Not really to my taste either, BTW, but it’s their lunch, so who am I to argue?
There’s all sorts of etiquette surrounding sushi, and real sushi chefs sound like dicks.
http://www.bonappetit.com/uncategorized/article/allow-us-to-lay-down-the-rules-of-eating-sushi
I prefer sushi restaurants, in part because I’ve had some great experiences in them. I recall one where, after a very satisfying lunch with a friend the chefs sent us a small plate of new creations they had based solely on what they saw the two of us eating and enjoying.
I will sometimes purchase grocery store sushi, but for that I usually stick to the vegetarian options which is basically fancy salad.

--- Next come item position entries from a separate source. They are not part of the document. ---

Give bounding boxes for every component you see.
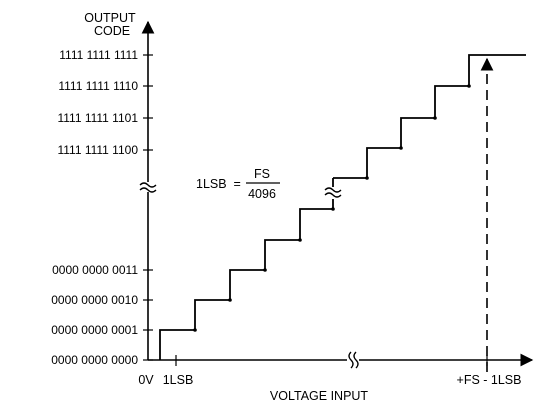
x-tick-label-1lsb: 1LSB (163, 373, 194, 387)
x-axis-break-icon (347, 351, 359, 369)
staircase-upper (333, 54, 526, 179)
code-label-2: 0000 0000 0010 (51, 293, 138, 307)
y-ticks (143, 54, 153, 361)
code-label-6: 1111 1111 1110 (58, 79, 138, 93)
y-axis-break-icon (139, 182, 157, 193)
code-label-7: 1111 1111 1111 (59, 48, 138, 62)
formula-numerator: FS (254, 167, 270, 181)
formula-lhs: 1LSB = (196, 177, 241, 191)
y-axis-title-line2: CODE (94, 24, 130, 38)
code-label-0: 0000 0000 0000 (51, 353, 138, 367)
code-label-3: 0000 0000 0011 (52, 263, 138, 277)
x-axis-title: VOLTAGE INPUT (270, 389, 369, 403)
code-label-1: 0000 0000 0001 (51, 323, 138, 337)
x-tick-label-fs: +FS - 1LSB (457, 373, 522, 387)
staircase-break-icon (324, 187, 342, 199)
transition-dots (193, 84, 471, 332)
y-axis-title-line1: OUTPUT (84, 11, 136, 25)
formula-denominator: 4096 (248, 187, 276, 201)
code-label-5: 1111 1111 1101 (57, 111, 138, 125)
staircase-lower (159, 178, 334, 360)
x-tick-label-0v: 0V (138, 373, 154, 387)
code-label-4: 1111 1111 1100 (57, 143, 138, 157)
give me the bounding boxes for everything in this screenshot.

Yes, there are dicks that impose all sorts of rules on sushi. If I was at a formal dinner in Japan I’d worry about it. In the US, generally if you can get all the food into your mouth without making a major mess you’re OK. I tend to eat sushi in two bites because so many places make something like the rolls so large I have trouble handling it all in one bite. I figure two bites is more polite that trying to do it in one, choking, and spewing it all over the table. When pieces are small enough to actually be bite size I’ll do them in one.
When I bring a newbie into a sushi bar or restaurant I usually mention they’re a newbie so if they gaff people know its from ignorance rather than being a jerk. In my experience, chefs are very interested in giving a newbie a good experience/introduction to sushi.
This X 10. Squared.
I don’t think the “etiquette” associated with eating sushi at better restaurants is about being dickish, it’s more about providing guidelines to enjoy the (expensive, subtly flavored) food to maximum effect - mixing up a soy/wasabi sludge and dunking a quality piece of nigiri rice-down in it is like pouring ketchup over a prime dry-aged steak.
In the West, sushi is somehow considered a cold dish but traditionally, sushi is meant to be served warm. Sushi rice is considered ideal when at body temperature and the fish should be cool but not frozen. The contrast between the fish and rice temperature is one of the joys of sushi and only lasts for about 5 minutes or so (which is why traditionally sushi is served in a bar format vs kitchen and tables like most food).
Imagine if you traveled to some foreign country and people were buying hamburgers from refrigerated cases in supermarkets and eating them cold, then proclaiming they didn’t get what the big deal about hamburgers was.
I agree to an extent, but the parts about no smoke or phone breaks, or how to do your chopsticks, or drinking is a bit much. Maybe if you’re going for the entire sushi ritual in a super-Japanese place, but at your average American sushi place, it doesn’t really matter, and any chef that’s ending someone’s meal because of a smoke or phone break won’t stay in business very long.